Но мертвые пальцы не поддавались. Пыхтя, старик ухватился одной рукой за большой палец, а другой — за указательный. Использовав всю имеющуюся у него силу, он смог раздвинуть их на, возможно, шестнадцатую долю дюйма, в результате чего клочок бумаги упал на пол.
Инспектор подобрал его и поднялся.
— Это же обрывок игральной карты! — воскликнул он с ноткой разочарования в голосе.
— Совершенно верно, — улыбнулся Эллери. — Судя по тону, ты недоволен, папа, но для этого нет оснований. У меня предчувствие, что значение этого клочка бумаги окажется куда более веским, чем представляется сейчас.

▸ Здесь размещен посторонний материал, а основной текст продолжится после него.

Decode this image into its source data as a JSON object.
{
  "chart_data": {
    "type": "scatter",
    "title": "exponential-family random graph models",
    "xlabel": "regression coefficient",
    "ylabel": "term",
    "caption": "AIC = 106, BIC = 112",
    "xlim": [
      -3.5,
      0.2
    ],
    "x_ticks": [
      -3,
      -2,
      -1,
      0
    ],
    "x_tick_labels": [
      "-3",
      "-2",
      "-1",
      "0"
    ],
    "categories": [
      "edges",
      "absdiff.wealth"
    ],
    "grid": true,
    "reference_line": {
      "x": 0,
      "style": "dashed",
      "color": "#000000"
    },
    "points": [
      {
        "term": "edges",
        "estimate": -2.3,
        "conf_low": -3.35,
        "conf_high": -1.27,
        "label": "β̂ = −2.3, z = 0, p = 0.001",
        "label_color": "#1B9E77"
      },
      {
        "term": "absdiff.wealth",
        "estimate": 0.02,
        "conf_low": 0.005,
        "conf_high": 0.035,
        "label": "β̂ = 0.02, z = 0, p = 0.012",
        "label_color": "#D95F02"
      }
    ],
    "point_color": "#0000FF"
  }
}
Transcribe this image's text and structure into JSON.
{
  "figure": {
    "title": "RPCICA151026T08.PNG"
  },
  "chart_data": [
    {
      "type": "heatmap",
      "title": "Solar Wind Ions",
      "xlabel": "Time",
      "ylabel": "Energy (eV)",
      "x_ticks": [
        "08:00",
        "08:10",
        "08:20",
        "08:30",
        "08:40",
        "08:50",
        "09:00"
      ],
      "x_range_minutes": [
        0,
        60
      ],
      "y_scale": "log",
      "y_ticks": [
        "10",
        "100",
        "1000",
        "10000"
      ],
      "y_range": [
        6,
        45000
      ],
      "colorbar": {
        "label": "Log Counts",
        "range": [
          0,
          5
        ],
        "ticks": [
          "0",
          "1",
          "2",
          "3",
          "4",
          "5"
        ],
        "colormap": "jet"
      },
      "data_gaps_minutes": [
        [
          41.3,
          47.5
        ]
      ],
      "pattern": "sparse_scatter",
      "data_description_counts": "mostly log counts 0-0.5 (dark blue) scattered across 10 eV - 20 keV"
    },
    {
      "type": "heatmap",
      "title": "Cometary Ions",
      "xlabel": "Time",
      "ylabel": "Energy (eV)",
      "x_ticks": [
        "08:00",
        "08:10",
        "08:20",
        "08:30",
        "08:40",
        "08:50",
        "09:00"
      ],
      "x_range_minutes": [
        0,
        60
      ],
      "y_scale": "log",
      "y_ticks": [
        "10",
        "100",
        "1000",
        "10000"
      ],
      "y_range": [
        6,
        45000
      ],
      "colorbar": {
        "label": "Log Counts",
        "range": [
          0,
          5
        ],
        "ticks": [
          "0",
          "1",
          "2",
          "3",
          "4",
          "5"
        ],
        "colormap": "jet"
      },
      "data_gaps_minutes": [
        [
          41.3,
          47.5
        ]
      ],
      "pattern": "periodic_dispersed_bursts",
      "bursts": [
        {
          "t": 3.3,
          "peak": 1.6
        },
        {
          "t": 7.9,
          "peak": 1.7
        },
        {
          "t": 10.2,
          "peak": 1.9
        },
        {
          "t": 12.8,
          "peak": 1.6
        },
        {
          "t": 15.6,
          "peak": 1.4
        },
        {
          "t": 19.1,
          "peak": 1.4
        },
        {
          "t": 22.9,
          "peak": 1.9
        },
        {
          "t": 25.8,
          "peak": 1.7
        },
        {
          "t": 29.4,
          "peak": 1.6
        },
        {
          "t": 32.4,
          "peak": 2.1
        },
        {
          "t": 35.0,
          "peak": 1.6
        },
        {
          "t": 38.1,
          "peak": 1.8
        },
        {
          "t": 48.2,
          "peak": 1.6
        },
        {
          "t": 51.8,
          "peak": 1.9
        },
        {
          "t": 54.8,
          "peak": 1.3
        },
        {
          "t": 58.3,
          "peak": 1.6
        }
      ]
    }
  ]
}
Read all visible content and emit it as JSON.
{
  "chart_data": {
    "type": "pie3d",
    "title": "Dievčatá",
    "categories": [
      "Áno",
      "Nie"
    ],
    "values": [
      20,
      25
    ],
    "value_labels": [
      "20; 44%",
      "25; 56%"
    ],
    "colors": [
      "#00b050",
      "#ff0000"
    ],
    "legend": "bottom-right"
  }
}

Это была половинка шестерки пик.
Инспектор перевернул ее — на красной рубашке были изображены переплетенные лилии. Он бросил взгляд на карты на столе — на их рубашках был тот же рисунок.
Старик вопрошающе посмотрел на Эллери, и тот кивнул. Подойдя к трупу, они с трудом приподняли его со стола, отодвинули вращающийся стул на несколько дюймов и снова опустили тело таким образом, что на краю стола лежала только голова. В результате все карты оказались открытыми.
— Как видишь, — промолвил Эллери, — шестерка пик взята с этого стола. — Он указал на ряд карт. Очевидно, доктор Ксавье перед убийством раскладывал обычный пасьянс, где тринадцать карт собирают в стопку, из которой раскладывающий вытягивает карты. Четыре он кладет открытыми в ряд, а пятую, также открытую, отдельно. Пасьянс уже достаточно продвинулся. Вторая карта в ряду из четырех была десяткой треф; на ней, почти полностью покрывая ее, лежала десятка червей, на которой, расположенная почти так же, помещалась восьмерка пик; далее следовала семерка бубен, а после солидного промежутка — пятерка бубен.